Many people feel tired and depleted on the day of treatment and the day following, although advances in treating the side effects can keep problems like nausea, vomiting and dry mouth at bay. Most people are out of work for only a short time. Some do well enough that they want to drive themselves home after chemotherapy.
What are the treatments’ side effects and risks?

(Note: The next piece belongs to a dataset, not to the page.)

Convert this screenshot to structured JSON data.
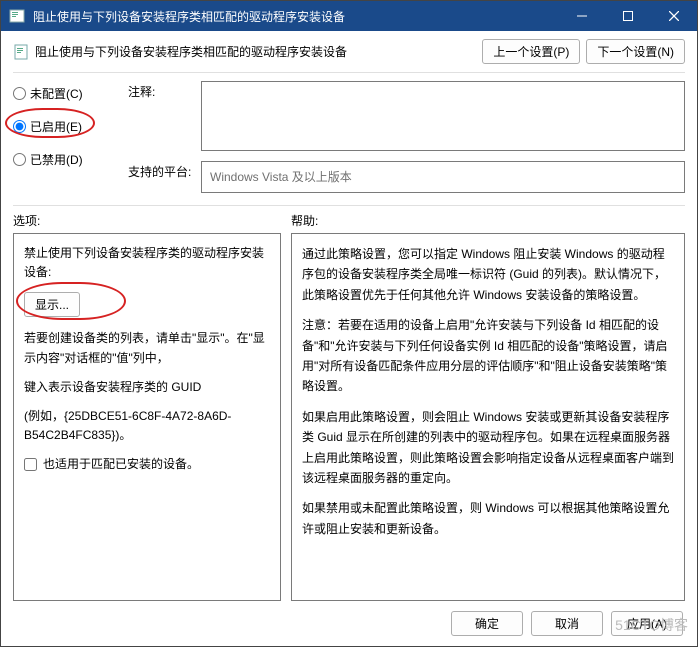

A patient’s immune system is often depressed after several rounds of chemotherapy, making infections like cold and flu more likely, according to the Mayo Clinic. They are advised to avoid crowds and anyone who might be ill. Secondary cancers, those that arise from the treatment itself, can develop in some patients, and about 2 percent to 3 percent of patients may be diagnosed with acute myeloid leukemia, which is particularly difficult to treat.
Are there any advanced therapies in development?
Researchers have struggled to find medications that are more effective than what’s currently available. Because the drugs are so potent and get so many patients into a complete remission, it’s unethical to give something else as a first-line treatment, said Brawley. One of the most recent new medicines is Roche Holding AG and Biogen Idec Inc.’s Rituxan, approved in the 1990s for a select group of patients with a specific form of non-Hodgkin’s lymphoma.
What happens after treatment? What if therapy doesn’t work?
Once a patient is in a complete remission, meaning there are no signs of disease, they are closely monitored for years to make sure they don’t relapse. If a relapse occurs, there are other therapies to try. One option is an autologous bone marrow transplant, in which doctors take bone marrow from the patient and then use high-dose chemotheraphy to kill off all the cancer and the immune system. They then rebuild a healthy immune system with the bone marrow that was previously removed. While the approach is often successful, it is also highly toxic and can itself be deadly.